Ramsey explains that phages are viruses that infect only bacteria. They kill their bacterial host cells using a tailored suite of programmable proteins to release newly-built virus particles, thereby causing the destruction of the cell through a process known as lysing. She notes that phage-induced lysis is the most common cell-lysis event on the planet — one that drives both microbial biogeochemical nutrient cycling and population dynamics in cellular life.
“Bacteria often co-opt phage-lysis proteins to accomplish other diverse behaviors beneficial to a population, such as seeding biofilm establishment and releasing toxins,” Ramsey added. “Studying novel phage-lysis proteins will advance our understanding of both phages and fundamental principles in their hosts, along with that of bacterial envelope layers and their regulation.”

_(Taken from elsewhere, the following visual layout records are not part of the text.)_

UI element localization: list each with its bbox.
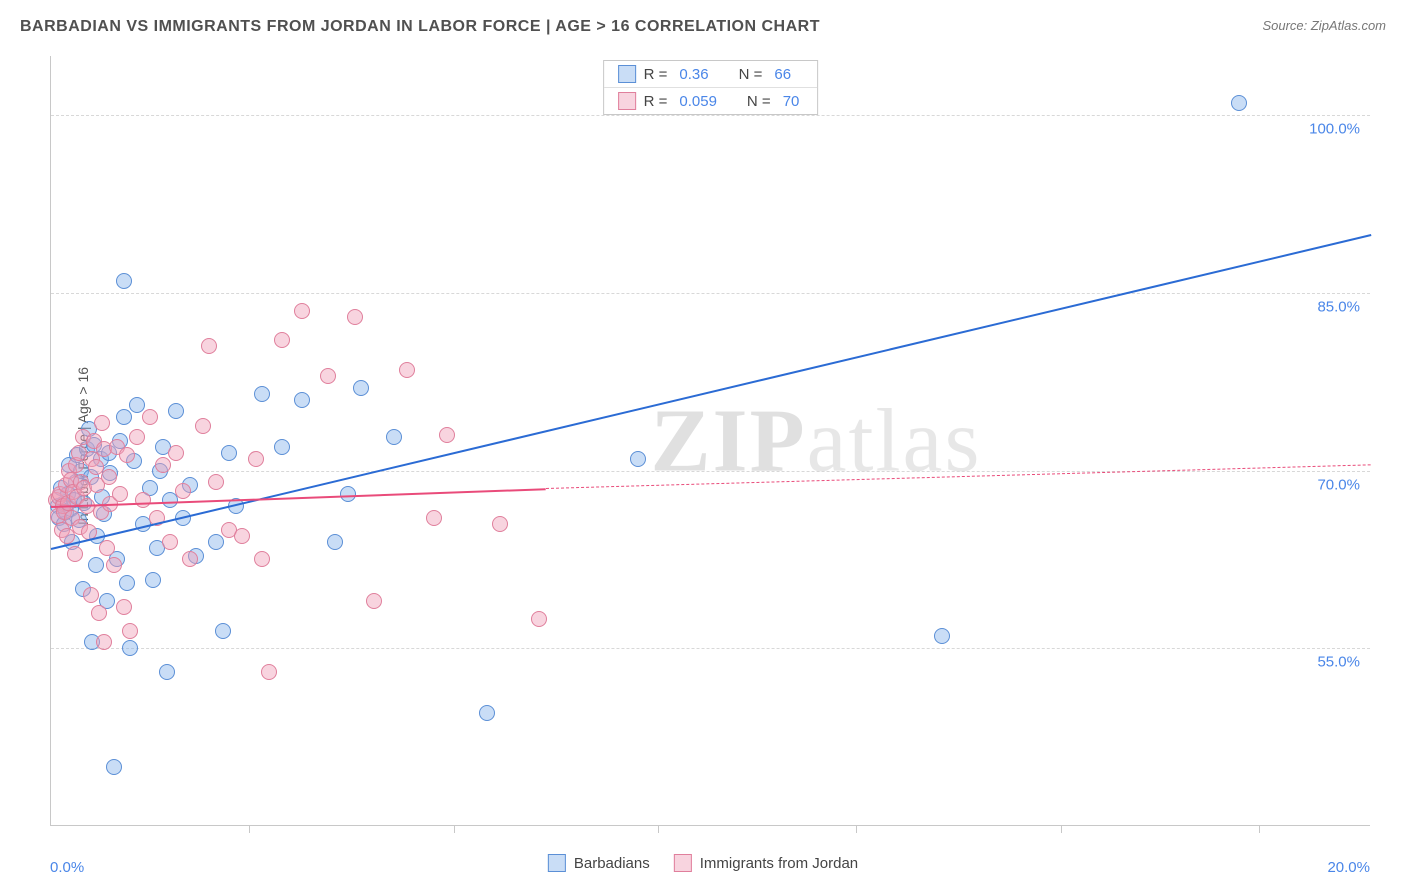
data-point [274, 439, 290, 455]
scatter-plot: ZIPatlas R = 0.36 N = 66 R = 0.059 N = 7… [50, 56, 1370, 826]
data-point [116, 409, 132, 425]
data-point [175, 483, 191, 499]
data-point [116, 273, 132, 289]
data-point [168, 403, 184, 419]
data-point [294, 392, 310, 408]
swatch-series2-bottom [674, 854, 692, 872]
trend-line [51, 234, 1371, 550]
data-point [208, 534, 224, 550]
data-point [129, 397, 145, 413]
r-value-series1: 0.36 [679, 66, 708, 83]
data-point [91, 605, 107, 621]
y-tick-label: 100.0% [1309, 121, 1360, 138]
data-point [129, 429, 145, 445]
data-point [112, 486, 128, 502]
y-tick-label: 70.0% [1317, 476, 1360, 493]
swatch-series1-bottom [548, 854, 566, 872]
legend-row-series2: R = 0.059 N = 70 [604, 88, 818, 114]
x-tick [856, 825, 857, 833]
n-value-series1: 66 [774, 66, 791, 83]
data-point [934, 628, 950, 644]
data-point [83, 587, 99, 603]
gridline [51, 648, 1370, 649]
data-point [106, 759, 122, 775]
data-point [182, 551, 198, 567]
data-point [439, 427, 455, 443]
data-point [106, 557, 122, 573]
data-point [215, 623, 231, 639]
data-point [327, 534, 343, 550]
data-point [195, 418, 211, 434]
data-point [479, 705, 495, 721]
data-point [119, 575, 135, 591]
chart-title: BARBADIAN VS IMMIGRANTS FROM JORDAN IN L… [20, 18, 820, 35]
data-point [145, 572, 161, 588]
data-point [116, 599, 132, 615]
data-point [386, 429, 402, 445]
data-point [234, 528, 250, 544]
data-point [101, 469, 117, 485]
data-point [88, 557, 104, 573]
data-point [99, 540, 115, 556]
x-tick [1259, 825, 1260, 833]
legend-row-series1: R = 0.36 N = 66 [604, 61, 818, 88]
data-point [119, 447, 135, 463]
x-tick [249, 825, 250, 833]
data-point [96, 634, 112, 650]
y-tick-label: 85.0% [1317, 298, 1360, 315]
gridline [51, 115, 1370, 116]
data-point [168, 445, 184, 461]
r-value-series2: 0.059 [679, 93, 717, 110]
data-point [208, 474, 224, 490]
data-point [320, 368, 336, 384]
x-tick [1061, 825, 1062, 833]
data-point [142, 409, 158, 425]
x-tick [454, 825, 455, 833]
series-legend: Barbadians Immigrants from Jordan [548, 854, 858, 872]
data-point [67, 546, 83, 562]
legend-item-series2: Immigrants from Jordan [674, 854, 858, 872]
data-point [135, 492, 151, 508]
trend-line [546, 465, 1371, 490]
data-point [201, 338, 217, 354]
data-point [248, 451, 264, 467]
data-point [155, 457, 171, 473]
data-point [122, 640, 138, 656]
x-axis-max-label: 20.0% [1327, 859, 1370, 876]
y-tick-label: 55.0% [1317, 654, 1360, 671]
x-tick [658, 825, 659, 833]
swatch-series2 [618, 92, 636, 110]
data-point [492, 516, 508, 532]
data-point [254, 386, 270, 402]
data-point [254, 551, 270, 567]
data-point [630, 451, 646, 467]
data-point [94, 415, 110, 431]
x-axis-min-label: 0.0% [50, 859, 84, 876]
n-value-series2: 70 [783, 93, 800, 110]
data-point [274, 332, 290, 348]
data-point [426, 510, 442, 526]
data-point [353, 380, 369, 396]
data-point [221, 445, 237, 461]
source-label: Source: ZipAtlas.com [1262, 18, 1386, 33]
correlation-legend: R = 0.36 N = 66 R = 0.059 N = 70 [603, 60, 819, 115]
data-point [159, 664, 175, 680]
data-point [294, 303, 310, 319]
data-point [347, 309, 363, 325]
swatch-series1 [618, 65, 636, 83]
data-point [399, 362, 415, 378]
gridline [51, 293, 1370, 294]
legend-item-series1: Barbadians [548, 854, 650, 872]
data-point [366, 593, 382, 609]
data-point [122, 623, 138, 639]
data-point [531, 611, 547, 627]
data-point [1231, 95, 1247, 111]
data-point [261, 664, 277, 680]
data-point [162, 534, 178, 550]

During the next five years, she and members of the Ramsey laboratory will focus on in-depth molecular characterization of two specific novel lysis proteins and diverse candidates from less-studied phages and microorganisms found in the human gut and as plant pathogens. They plan to use genetic, biochemical and microscopy approaches to elucidate mechanisms of individual proteins as well as cutting-edge techniques in genetic engineering, imaging and molecular analyses available at Texas A&M to discover the phages’ strategies for interacting with and ultimately killing bacterial cells.
“Overall, these projects are expected to uncover divergent mechanisms of action used by phages in E. coli model systems and other prevalent gut microbiota,” Ramsey said. “Broadly, this foundation can be leveraged to study lysis protein types active across many different bacteria, which is critical to understanding global microbial population fitness and turnover. The new molecular strategies uncovered here may lead to more effective medical treatments, since lysis is also the basis of successful phage therapy that aspires to use phages as alternative treatments for antibiotic-resistant bacterial infections.”